Sunday, February 1, 2015

Difference between ODBC and OCI connections

This is basic as we all are aware that OBIEE supports both ODBC and OCI, most importantly we can use both to connect to a Oracle DB. But oracle suggests us to use OCI when we connect to a Oracle DB, and surprisingly we do it. The big question here is WHY ?

Let us now see what each of them are and then how they are different.

ODBC:- Open DataBase Connectivity, which is known as Universal Data Connector.
OCI:- Oracle Call Interface,Normally connects to Oracle Source.

Hence, both can connect to Oracle Sources.If we are using ODBC to connect Oracle source then we need to give ODBC connection details in the machine from which we are connecting. However OCI is a Native Connection, which doesnt require having ODBC Connection in the machine.

To the question WHY OCI ? following are the reasons:


  • OCI is optimized for queries. Transparent prefetch buffers reduce round-trips and improve performance and scalability. As a result, there is reduced memory usage on the server.
  • OCI is optimized for round-trips. No-reply requests are batched until the next call is generated for the server.

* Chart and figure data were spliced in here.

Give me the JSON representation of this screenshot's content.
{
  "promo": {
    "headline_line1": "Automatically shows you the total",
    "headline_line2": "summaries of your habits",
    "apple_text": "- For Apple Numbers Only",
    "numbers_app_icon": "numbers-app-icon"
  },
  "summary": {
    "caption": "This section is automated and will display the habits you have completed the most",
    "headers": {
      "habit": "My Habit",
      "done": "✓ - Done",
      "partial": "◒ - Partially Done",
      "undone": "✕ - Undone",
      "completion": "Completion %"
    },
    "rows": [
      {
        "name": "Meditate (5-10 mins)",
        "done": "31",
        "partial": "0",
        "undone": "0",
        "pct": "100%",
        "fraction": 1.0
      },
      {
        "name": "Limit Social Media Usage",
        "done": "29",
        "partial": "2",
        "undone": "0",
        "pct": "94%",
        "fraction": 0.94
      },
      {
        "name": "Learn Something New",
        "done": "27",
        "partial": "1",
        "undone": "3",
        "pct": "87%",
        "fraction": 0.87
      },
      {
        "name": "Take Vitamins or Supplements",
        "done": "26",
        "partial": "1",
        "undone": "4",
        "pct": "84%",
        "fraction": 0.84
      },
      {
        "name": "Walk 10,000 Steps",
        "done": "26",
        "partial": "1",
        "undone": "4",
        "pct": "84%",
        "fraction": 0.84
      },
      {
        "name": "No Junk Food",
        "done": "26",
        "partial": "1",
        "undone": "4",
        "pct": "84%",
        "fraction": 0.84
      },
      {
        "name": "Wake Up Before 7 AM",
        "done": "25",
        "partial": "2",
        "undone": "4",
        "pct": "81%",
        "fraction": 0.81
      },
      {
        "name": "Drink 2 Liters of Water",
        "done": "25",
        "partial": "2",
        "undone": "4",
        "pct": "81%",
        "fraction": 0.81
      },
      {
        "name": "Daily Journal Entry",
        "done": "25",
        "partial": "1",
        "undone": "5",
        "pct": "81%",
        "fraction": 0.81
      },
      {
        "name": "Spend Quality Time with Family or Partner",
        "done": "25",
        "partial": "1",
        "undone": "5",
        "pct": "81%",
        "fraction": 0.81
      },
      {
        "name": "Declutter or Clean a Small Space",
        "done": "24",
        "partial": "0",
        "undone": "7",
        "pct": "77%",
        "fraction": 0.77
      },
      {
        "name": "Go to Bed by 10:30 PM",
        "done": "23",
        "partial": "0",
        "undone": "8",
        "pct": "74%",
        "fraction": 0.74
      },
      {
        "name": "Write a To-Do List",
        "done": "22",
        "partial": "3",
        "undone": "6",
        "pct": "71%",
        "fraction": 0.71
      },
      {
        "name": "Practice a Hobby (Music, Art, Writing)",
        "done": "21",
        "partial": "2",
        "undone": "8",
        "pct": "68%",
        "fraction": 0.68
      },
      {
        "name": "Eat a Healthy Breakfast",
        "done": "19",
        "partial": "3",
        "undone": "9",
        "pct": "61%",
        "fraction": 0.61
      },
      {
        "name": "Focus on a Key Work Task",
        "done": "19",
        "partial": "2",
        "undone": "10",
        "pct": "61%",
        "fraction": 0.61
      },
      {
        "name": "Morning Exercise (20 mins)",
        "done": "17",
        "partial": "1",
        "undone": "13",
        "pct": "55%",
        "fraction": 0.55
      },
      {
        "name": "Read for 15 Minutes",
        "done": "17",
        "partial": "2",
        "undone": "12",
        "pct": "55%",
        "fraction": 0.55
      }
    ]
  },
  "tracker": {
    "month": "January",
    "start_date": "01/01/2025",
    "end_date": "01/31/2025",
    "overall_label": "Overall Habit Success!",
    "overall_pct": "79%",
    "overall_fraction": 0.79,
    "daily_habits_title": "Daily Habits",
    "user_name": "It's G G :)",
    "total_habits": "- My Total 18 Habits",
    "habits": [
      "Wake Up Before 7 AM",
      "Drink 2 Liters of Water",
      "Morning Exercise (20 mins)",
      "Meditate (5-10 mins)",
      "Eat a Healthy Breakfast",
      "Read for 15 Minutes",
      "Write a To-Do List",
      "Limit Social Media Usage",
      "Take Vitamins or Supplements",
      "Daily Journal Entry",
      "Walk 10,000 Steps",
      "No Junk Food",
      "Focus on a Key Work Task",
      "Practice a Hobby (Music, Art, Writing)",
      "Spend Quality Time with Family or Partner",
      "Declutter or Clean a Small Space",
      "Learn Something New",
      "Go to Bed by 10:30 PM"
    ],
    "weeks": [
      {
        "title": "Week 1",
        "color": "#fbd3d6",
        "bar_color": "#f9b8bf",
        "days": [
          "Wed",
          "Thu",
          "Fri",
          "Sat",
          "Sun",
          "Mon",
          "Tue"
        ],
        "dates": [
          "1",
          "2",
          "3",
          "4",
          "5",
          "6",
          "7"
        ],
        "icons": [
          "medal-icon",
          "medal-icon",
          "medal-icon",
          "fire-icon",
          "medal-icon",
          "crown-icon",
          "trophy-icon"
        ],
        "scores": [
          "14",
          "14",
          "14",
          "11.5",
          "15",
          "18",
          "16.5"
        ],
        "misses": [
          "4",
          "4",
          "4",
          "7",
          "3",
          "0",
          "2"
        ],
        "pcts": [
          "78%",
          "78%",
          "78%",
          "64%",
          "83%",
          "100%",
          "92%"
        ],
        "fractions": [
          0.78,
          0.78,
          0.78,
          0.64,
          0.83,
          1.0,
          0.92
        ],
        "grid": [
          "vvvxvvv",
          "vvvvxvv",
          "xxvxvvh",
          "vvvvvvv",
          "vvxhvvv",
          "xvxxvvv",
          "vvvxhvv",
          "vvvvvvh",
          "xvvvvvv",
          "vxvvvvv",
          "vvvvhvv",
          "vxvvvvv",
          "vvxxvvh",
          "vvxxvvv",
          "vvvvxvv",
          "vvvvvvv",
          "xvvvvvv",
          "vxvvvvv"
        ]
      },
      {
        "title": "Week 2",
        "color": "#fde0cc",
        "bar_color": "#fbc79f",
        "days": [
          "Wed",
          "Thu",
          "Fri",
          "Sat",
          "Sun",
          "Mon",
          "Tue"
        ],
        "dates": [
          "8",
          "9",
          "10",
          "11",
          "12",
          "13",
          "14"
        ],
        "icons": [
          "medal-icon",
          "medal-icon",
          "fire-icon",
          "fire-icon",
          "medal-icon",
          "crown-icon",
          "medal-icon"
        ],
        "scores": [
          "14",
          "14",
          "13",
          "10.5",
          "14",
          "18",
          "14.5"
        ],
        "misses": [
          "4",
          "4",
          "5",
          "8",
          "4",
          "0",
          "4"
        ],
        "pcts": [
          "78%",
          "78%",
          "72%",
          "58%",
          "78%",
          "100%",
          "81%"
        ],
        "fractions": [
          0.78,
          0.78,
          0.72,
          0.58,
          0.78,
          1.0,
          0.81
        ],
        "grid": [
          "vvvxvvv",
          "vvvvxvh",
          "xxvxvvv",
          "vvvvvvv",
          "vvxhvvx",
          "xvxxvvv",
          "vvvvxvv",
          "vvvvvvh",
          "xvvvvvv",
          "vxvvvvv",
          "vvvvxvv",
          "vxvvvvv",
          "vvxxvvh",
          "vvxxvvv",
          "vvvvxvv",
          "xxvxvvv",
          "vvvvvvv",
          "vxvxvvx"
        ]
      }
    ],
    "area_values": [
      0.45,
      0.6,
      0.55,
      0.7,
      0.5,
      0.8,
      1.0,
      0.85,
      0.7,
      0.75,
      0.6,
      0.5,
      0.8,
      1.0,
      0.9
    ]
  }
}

This allows certain calls to be lazily propagated.
  • OCI is thread safe. You do not need to mutex (use mutual exclusivity locks) any of the OCI handles. ODBC is not thread safe, so you have to mutex most data structures.
  • OCI provides an asynchronous event notification API for active databases.
  • OCI provides enhanced array data manipulation language (DML) operations that reduce round-trips.
  • OCI returns ROWIDs for all rows selected for update in a single round-trip. Using ROWID allows for more efficient SQL access.
  • ODBC has no concept of sessions. OCI decouples connections, sessions and transactions. Multiple users can use a single connection; they get serialized on the connection for SQL operations. Multiple transactions can exist per user. This allows users to scale and service more users than there are connections available. Sessions and transactions can be migrated between connections to the same server.
  • ODBC does not support object types, large objects (LOBs), and other new Oracle datatypes.
  • ODBC affects server scalability. Using ODBC and having n number of concurrent users forces the server to have n number of processes service the clients if Oracle8i is operating in dedicated server mode. Your operating system may or may not support so many connections and processes.
  • ODBC is a wrapper around OCI so it is slower.